His voice was rough and gravelly, but the emotion behind it was wide open, like he was offering her his heart in outstretched hands. That flash of vulnerability was in such poignant contrast to his big, strong frame that for several seconds Laurel could barely breathe, let alone formulate her response.

“I have to,” she managed when she could find her voice. “I have to get out of Meridian. I can’t be happy here, going through the motions, doing what everyone wants, suffocating underneath my parents’ expectations—”

“Bullshit,” he declared with such sharp, sudden volume that an elderly couple on the other side of the street looked over in surprise. In the next second Grady was on his feet, staring her down with so much ferocity that his dark eyes glittered.

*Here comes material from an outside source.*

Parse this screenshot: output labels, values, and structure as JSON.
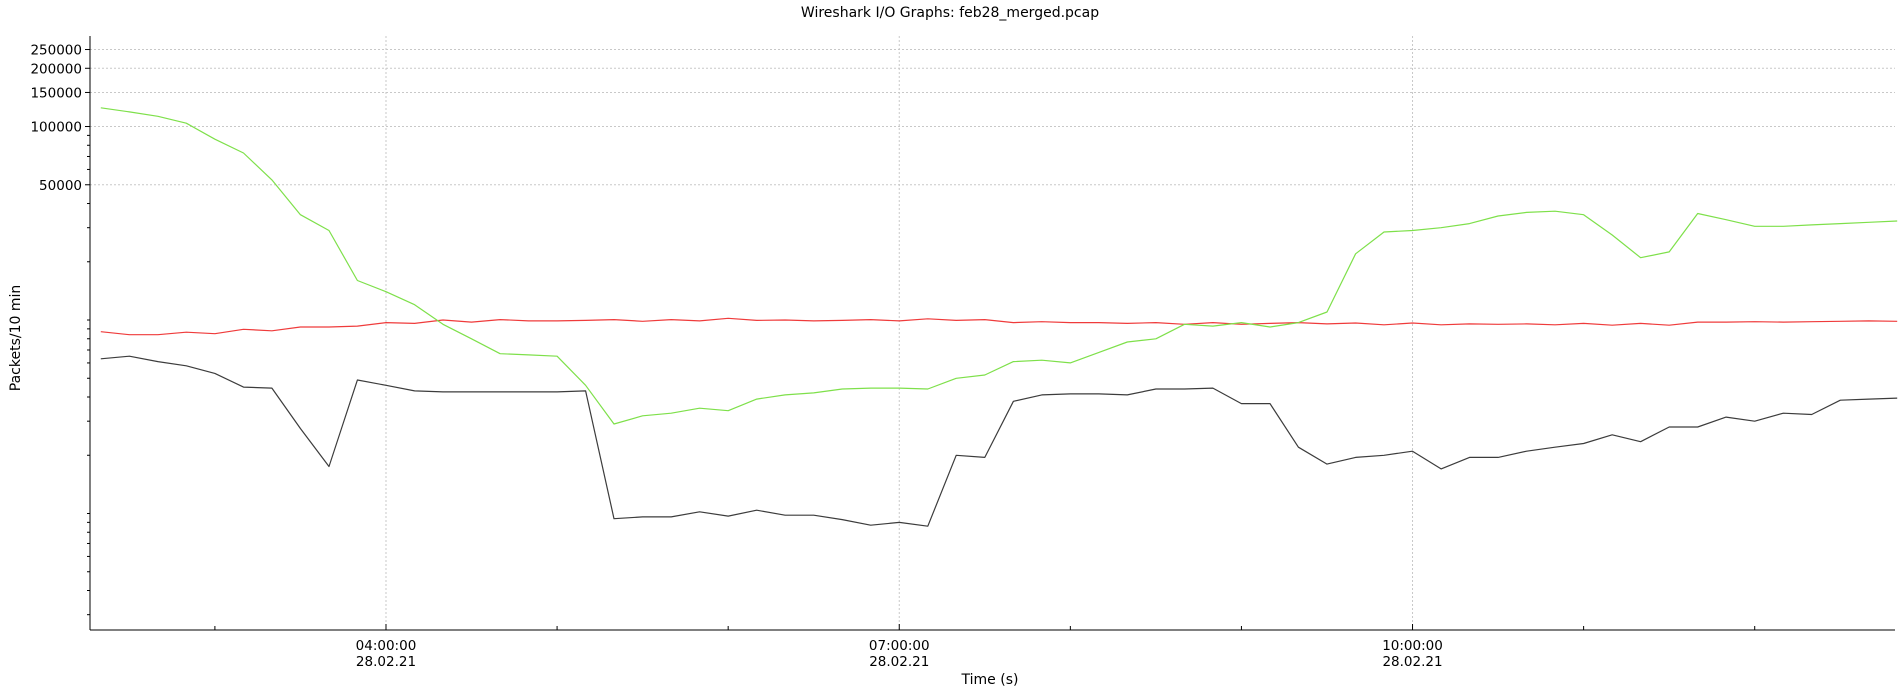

“I met your parents, and your brother—remember? And I’m pretty sure the only thing they want is for you to be happy.”

She shook her head. “You don’t know them.”

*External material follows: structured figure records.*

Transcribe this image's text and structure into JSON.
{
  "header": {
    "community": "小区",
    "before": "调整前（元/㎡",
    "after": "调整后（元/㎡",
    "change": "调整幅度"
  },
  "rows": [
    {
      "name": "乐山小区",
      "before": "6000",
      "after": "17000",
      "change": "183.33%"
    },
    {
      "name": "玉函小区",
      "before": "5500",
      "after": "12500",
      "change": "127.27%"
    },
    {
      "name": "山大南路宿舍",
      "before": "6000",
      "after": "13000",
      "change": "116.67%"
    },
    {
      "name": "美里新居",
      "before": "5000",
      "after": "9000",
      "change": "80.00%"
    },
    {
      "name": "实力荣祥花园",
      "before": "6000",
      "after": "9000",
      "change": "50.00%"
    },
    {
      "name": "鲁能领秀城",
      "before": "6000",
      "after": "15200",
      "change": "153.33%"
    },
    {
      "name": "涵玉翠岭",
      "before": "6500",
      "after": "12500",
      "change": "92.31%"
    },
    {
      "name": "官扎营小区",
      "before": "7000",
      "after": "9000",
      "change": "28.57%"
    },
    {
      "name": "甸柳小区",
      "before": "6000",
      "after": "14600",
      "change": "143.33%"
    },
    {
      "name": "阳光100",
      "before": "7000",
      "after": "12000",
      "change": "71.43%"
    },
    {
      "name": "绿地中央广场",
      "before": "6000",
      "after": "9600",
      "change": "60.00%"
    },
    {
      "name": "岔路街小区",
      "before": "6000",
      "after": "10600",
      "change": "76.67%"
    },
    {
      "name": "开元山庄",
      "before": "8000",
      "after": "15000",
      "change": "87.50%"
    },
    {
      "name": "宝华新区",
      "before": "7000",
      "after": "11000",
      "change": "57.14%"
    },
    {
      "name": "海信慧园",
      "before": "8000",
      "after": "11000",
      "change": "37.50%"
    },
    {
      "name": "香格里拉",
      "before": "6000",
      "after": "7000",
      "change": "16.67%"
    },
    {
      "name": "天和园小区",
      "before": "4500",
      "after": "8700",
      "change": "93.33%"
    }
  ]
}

“I don’t need to—I know that you’re lucky as all hell to have them. So they want you to stay close to home—so what? It’s not like they’re going to disown you if you don’t. Considering they barely blinked when you brought around a fresh-out-of-jail war vet, I’m not sure I believe they’re all that opposed to you doing charity work overseas. In fact, I’m starting to think the biggest thing standing in your way is you.”

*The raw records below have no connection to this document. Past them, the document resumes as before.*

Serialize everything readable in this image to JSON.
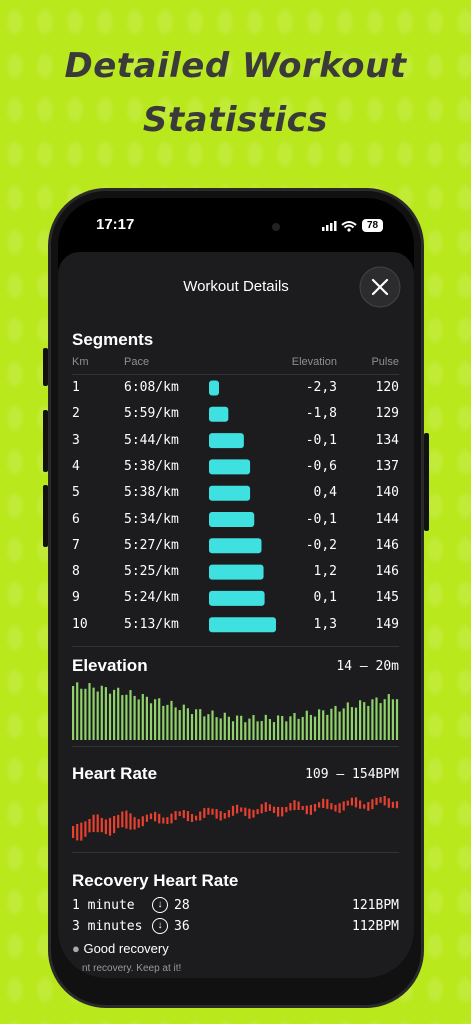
{
  "header": {
    "title_line1": "Detailed Workout",
    "title_line2": "Statistics"
  },
  "status_bar": {
    "time": "17:17",
    "battery": "78"
  },
  "sheet": {
    "title": "Workout Details"
  },
  "segments": {
    "title": "Segments",
    "columns": [
      "Km",
      "Pace",
      "Elevation",
      "Pulse"
    ],
    "rows": [
      [
        "1",
        "6:08/km",
        "-2,3",
        "120"
      ],
      [
        "2",
        "5:59/km",
        "-1,8",
        "129"
      ],
      [
        "3",
        "5:44/km",
        "-0,1",
        "134"
      ],
      [
        "4",
        "5:38/km",
        "-0,6",
        "137"
      ],
      [
        "5",
        "5:38/km",
        "0,4",
        "140"
      ],
      [
        "6",
        "5:34/km",
        "-0,1",
        "144"
      ],
      [
        "7",
        "5:27/km",
        "-0,2",
        "146"
      ],
      [
        "8",
        "5:25/km",
        "1,2",
        "146"
      ],
      [
        "9",
        "5:24/km",
        "0,1",
        "145"
      ],
      [
        "10",
        "5:13/km",
        "1,3",
        "149"
      ]
    ]
  },
  "elevation": {
    "title": "Elevation",
    "range": "14 – 20m"
  },
  "heart_rate": {
    "title": "Heart Rate",
    "range": "109 – 154BPM"
  },
  "recovery": {
    "title": "Recovery Heart Rate",
    "rows": [
      [
        "1 minute",
        "28",
        "121BPM"
      ],
      [
        "3 minutes",
        "36",
        "112BPM"
      ]
    ],
    "badge": "Good recovery",
    "note": "nt recovery. Keep at it!"
  }
}
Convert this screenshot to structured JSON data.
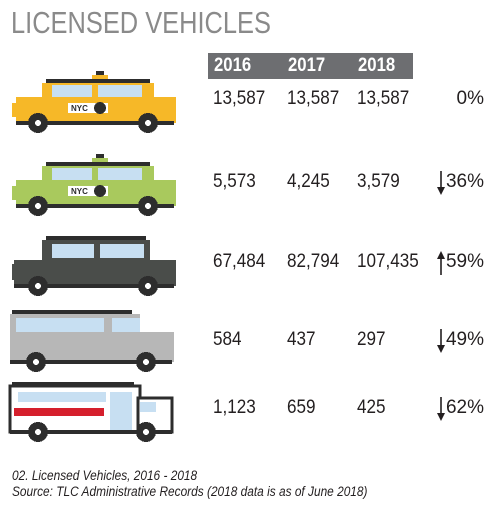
{
  "title": "LICENSED VEHICLES",
  "columns": [
    "2016",
    "2017",
    "2018"
  ],
  "rows": [
    {
      "vehicle_icon": "yellow-taxi-icon",
      "values": [
        "13,587",
        "13,587",
        "13,587"
      ],
      "change": "0%",
      "direction": "none"
    },
    {
      "vehicle_icon": "green-taxi-icon",
      "values": [
        "5,573",
        "4,245",
        "3,579"
      ],
      "change": "36%",
      "direction": "down"
    },
    {
      "vehicle_icon": "black-car-icon",
      "values": [
        "67,484",
        "82,794",
        "107,435"
      ],
      "change": "59%",
      "direction": "up"
    },
    {
      "vehicle_icon": "van-icon",
      "values": [
        "584",
        "437",
        "297"
      ],
      "change": "49%",
      "direction": "down"
    },
    {
      "vehicle_icon": "paratransit-bus-icon",
      "values": [
        "1,123",
        "659",
        "425"
      ],
      "change": "62%",
      "direction": "down"
    }
  ],
  "footnote": {
    "caption": "02. Licensed Vehicles, 2016 - 2018",
    "source": "Source: TLC Administrative Records (2018 data is as of June 2018)"
  },
  "colors": {
    "yellow_taxi": "#f6b828",
    "green_taxi": "#a9c95d",
    "black_car": "#4a4d4a",
    "van": "#b7b7b7",
    "header": "#6d6e71",
    "bus_stripe": "#d51f2c"
  }
}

“That’s ridiculous,” she scoffed, but a tiny bud of unease took root in the pit of her stomach. “What does that even mean?”

“It means you’re a coward,” he retorted hotly. “It means you’re afraid to take risks and go after what you want, but you make excuses so it’s never your fault. You say your parents hold you back, but I think you’re scared to leave the safety of your hometown and go abroad. And you say we can’t be together because our lives are going in different directions, when really you don’t want to jump into something that might be difficult and complicated and exactly what you want. This thing between us and your dreams of practicing medicine overseas aren’t mutually exclusive. You’re just afraid to fall in love with me.”

Her eyes widened as she stared up at him, her heart fluttering into a panicked rhythm in her chest. He didn’t know what he was talking about. She wasn’t afraid—was she? And what he said about their relationship, about it being exactly what she wanted—what did he know about what she wanted? Just because he charmed her more than any man she’d ever dated, and awakened some deep, dormant part of her with his gruff tenderness, and made her feel more whole than she thought possible when he pushed inside her, her moans swelling with fulfillment that went so much further than physical satisfaction…

His last sentence echoed in her mind with the crisp, clear resonance of a brass bell. When she pulled herself together enough to speak, her throat was so dry the words weren’t much above a whisper.

“Do you think you could fall in love with me?”